Prove $\frac{X_n}{n} \to 0$ almost surely when $E|X_n| < \infty$

probabilityprobability theory

How can we combine two following facts

  • (1) $E|X| < \infty \iff \sum_{n=1}^{\infty}\mathbb{P}(|X| \geq n) \text{ converges}$

  • (2) $\forall_{\epsilon > 0} \sum_n \mathbb{P}(|X_n| > \epsilon) \text{ converges} \implies X_n \to 0 \text{ almost surely}$

to prove:

If $E|X| < \infty$ and $X_n$ is sequence of random variables with same distribution as X then $\frac{X_n}{n} \to 0$ almost surely?
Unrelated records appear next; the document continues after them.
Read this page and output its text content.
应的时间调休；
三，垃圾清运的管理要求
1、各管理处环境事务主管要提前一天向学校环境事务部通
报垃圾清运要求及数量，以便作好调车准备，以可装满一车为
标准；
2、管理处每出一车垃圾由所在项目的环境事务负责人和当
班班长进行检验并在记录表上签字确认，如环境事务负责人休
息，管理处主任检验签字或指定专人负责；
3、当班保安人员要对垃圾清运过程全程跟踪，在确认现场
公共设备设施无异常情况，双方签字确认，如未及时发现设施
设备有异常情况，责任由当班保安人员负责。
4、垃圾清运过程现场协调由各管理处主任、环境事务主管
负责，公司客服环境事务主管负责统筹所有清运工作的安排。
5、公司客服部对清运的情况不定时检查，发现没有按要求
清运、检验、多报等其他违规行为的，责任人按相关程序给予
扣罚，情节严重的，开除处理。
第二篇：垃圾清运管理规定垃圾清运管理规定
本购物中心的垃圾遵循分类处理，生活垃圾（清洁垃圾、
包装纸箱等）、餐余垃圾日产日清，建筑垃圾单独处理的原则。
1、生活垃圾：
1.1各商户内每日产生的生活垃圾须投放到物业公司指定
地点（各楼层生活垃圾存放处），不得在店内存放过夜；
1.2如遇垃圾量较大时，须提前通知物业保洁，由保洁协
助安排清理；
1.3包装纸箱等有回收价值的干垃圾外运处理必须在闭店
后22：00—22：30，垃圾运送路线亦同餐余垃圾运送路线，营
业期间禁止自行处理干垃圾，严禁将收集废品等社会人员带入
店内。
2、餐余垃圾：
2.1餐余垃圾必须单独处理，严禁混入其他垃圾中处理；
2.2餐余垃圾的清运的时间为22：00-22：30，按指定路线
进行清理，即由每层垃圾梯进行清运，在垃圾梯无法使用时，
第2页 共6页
I have been trying to wrap my mind around this, but can't find the correct proof. This is probably a one-liner solution though…

Best Answer

Let $\varepsilon>0$ be given and note that

$$ \sum_{n=1}^{\infty}\mathbb{P}(|X_n/n|\geq \varepsilon)=\sum_{n=1}^{\infty} \mathbb{P}(|X_n/\varepsilon|\geq n)=\sum _{n=1}^{\infty} \mathbb{P}(|X/\varepsilon|\geq n)<\infty, $$ since $\mathbb{E}|X/\varepsilon|=\frac{\mathbb{E}|X|}{\varepsilon}<\infty$.